While it lacks the polish of the original, The Descent Part 2 does recapture a lot of the tenseness and claustrophobia of the original, while not cribbing from it directly. It takes place pretty much right after the first film (SPOILERS FOR THE FIRST MOVIE AHEAD) with Sarah being found by some locals while a search is being made for the missing cavers. This pretty much uses the American ending though she's not in her car like she should be. A small quibble, though it could be that they used the British ending and she did indeed get out after her hallucination. But I digress. In a move to try and rescue the others that they don't know are dead (because Sarah doesn't remember), the police force her to accompany them down in a mission to find them, making them probably the worse police officers to grace a movie in recent times, doing that to a trauma victim. When they enter the caves, they find they might not have a way out and Sarah begins to remember what exactly went down in the darkness as it begins to hunt them.
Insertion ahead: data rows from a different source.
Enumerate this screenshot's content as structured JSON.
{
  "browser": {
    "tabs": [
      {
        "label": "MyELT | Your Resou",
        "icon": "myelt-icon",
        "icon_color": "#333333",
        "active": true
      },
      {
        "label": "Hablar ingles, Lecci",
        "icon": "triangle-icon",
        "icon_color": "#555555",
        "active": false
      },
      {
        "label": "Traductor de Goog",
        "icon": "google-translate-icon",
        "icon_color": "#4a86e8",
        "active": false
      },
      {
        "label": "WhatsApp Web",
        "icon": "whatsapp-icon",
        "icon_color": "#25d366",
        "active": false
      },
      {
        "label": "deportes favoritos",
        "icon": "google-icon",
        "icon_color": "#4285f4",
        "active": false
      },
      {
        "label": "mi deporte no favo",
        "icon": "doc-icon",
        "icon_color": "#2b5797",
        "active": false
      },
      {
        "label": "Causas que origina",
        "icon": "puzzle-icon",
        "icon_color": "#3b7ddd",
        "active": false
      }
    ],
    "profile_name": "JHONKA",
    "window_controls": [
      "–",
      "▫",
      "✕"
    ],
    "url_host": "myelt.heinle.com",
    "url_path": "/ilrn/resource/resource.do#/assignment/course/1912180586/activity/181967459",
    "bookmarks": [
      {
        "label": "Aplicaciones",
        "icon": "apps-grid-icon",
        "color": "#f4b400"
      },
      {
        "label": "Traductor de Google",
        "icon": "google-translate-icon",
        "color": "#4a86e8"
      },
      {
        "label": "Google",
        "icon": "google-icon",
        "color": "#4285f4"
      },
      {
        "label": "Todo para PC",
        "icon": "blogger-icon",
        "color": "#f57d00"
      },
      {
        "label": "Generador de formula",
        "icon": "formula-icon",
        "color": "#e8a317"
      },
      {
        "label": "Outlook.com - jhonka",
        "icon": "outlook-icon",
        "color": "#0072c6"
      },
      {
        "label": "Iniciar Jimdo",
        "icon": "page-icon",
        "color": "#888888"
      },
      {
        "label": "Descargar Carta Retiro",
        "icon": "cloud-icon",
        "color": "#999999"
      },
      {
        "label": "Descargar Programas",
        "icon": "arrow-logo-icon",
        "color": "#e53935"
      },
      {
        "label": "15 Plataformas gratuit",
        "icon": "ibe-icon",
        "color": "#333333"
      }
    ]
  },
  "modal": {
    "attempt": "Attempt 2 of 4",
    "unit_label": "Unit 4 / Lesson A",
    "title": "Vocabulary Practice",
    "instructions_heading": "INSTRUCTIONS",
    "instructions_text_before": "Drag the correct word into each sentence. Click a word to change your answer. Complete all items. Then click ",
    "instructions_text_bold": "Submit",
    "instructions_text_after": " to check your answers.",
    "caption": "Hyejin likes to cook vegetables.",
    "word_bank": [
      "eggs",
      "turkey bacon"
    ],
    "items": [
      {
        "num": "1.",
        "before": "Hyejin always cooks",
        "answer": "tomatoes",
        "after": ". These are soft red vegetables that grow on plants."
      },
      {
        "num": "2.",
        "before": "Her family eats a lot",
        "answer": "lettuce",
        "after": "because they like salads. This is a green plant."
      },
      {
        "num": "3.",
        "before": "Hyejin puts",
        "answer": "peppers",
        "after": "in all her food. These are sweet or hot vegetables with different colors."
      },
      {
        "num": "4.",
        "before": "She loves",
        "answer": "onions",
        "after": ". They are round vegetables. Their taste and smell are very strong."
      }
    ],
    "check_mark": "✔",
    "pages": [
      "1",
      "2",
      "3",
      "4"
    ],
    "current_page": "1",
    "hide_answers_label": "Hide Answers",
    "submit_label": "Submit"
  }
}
From there, it's a pretty decent film, not relying on too much of the original in flashbacks, which is thankful, as the cave shots in that movie were much better. Here, they feel a little too well lit for flares and flashlights and it removes some of the horror when you can see that much around you. The actors are decent, with several from the original showing up in flashbacks and what not and the new folks are good, screaming in terror as the crawlers hunt them. Surprisingly, there's a lot of gore, which is nice, with blood being sprayed and dripped just about everywhere and by the end, everyone is coated in it. The effects are good too, with the only dodgy ones being when someone falls into a pit, where it looks worse than it did in Superman 2.
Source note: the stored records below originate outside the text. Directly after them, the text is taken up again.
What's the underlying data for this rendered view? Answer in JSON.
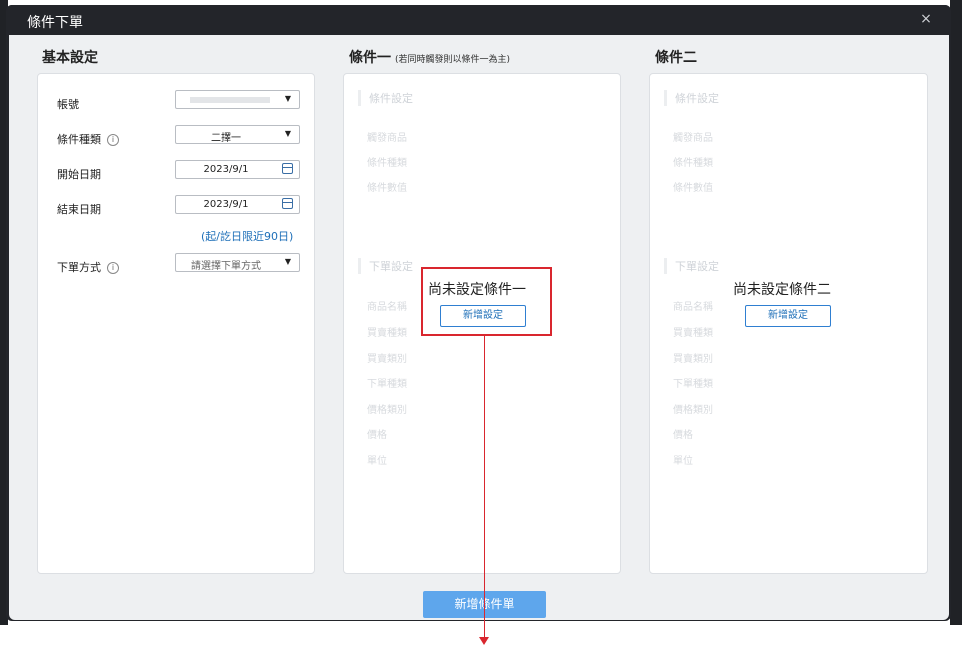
{
  "dialog": {
    "title": "條件下單",
    "close_symbol": "×"
  },
  "basic": {
    "heading": "基本設定",
    "account_label": "帳號",
    "type_label": "條件種類",
    "type_value": "二擇一",
    "start_label": "開始日期",
    "start_value": "2023/9/1",
    "end_label": "結束日期",
    "end_value": "2023/9/1",
    "range_note": "(起/訖日限近90日)",
    "order_label": "下單方式",
    "order_placeholder": "請選擇下單方式",
    "info_symbol": "i",
    "dropdown_symbol": "▼"
  },
  "condition1": {
    "heading": "條件一",
    "note": "(若同時觸發則以條件一為主)",
    "section_condition": "條件設定",
    "fields_condition": [
      "觸發商品",
      "條件種類",
      "條件數值"
    ],
    "section_order": "下單設定",
    "fields_order": [
      "商品名稱",
      "買賣種類",
      "買賣類別",
      "下單種類",
      "價格類別",
      "價格",
      "單位"
    ],
    "empty_message": "尚未設定條件一",
    "add_label": "新增設定"
  },
  "condition2": {
    "heading": "條件二",
    "section_condition": "條件設定",
    "fields_condition": [
      "觸發商品",
      "條件種類",
      "條件數值"
    ],
    "section_order": "下單設定",
    "fields_order": [
      "商品名稱",
      "買賣種類",
      "買賣類別",
      "下單種類",
      "價格類別",
      "價格",
      "單位"
    ],
    "empty_message": "尚未設定條件二",
    "add_label": "新增設定"
  },
  "footer": {
    "submit_label": "新增條件單"
  },
  "colors": {
    "accent": "#2f7fd1",
    "submit_bg": "#5ea6ec",
    "highlight": "#d9262e",
    "titlebar": "#23252a",
    "content_bg": "#eef0f2"
  },
  "icons": {
    "info": "info-icon",
    "calendar": "calendar-icon",
    "dropdown": "chevron-down-icon",
    "close": "close-icon"
  }
}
A solid little film that keeps you guessing as to who might live right up until the end and it event throws a curveball in with a new party member that arrives towards the endgame. My only real problem with it is that the ending pretty much demands a sequel, as it raises questions that really need to be answered or it's a moot point putting the ending in at all.

Check it out.

Sunday, December 19, 2010

Virginia Creepers

It's been a busy month for me, so busy that I've had little chance to watch much outside of the endless episodes of Max and Ruby that my daughter inflicts on me. However, I did get to a little gem of a documentary that I'm finally writing up called Virginia Creepers.

Made by one of my old professors from Virginia Tech, the film is a look back at horror hosts in the Old Dominion, which is one of Virginia's nicknames and not to be confused with King's Dominion, which was a fun theme park when I was little. Honestly, I'm not familiar with most of the hosts as none of them were really airing in my area when I was there. I think I caught one or two in my late night ramblings, but I can't remember much about them. Several I recognized the names of, like Mr. Lobo, who hosts segments, and Sir Graves Ghastly, who is probably the biggest name to come out of there.

There's no real hook or story to the documentary. It's just a loving look back at something that the filmmakers loved and wanted to share with us. Even though it clocks in at two hours long, it feels like it could have been much, much longer as just as we get familiar with a face, we're on to the next one. I wouldn't mind seeing another installment with more on each or maybe an in-depth look at several that were already covered.

It's fun to watch the various production levels of the shows fluctuate from one to the next. Some are pretty slick productions that look to be up to Elvira standards. Others are cobbled together affairs that still have a better value than the movies they show. Some look like they were shot on handycam and you wonder how exactly the host qualifies as a host.

It's well worth checking out if you're a fan of horror hosts at all and to see what lengths they went to to show us the movies that we grew up with.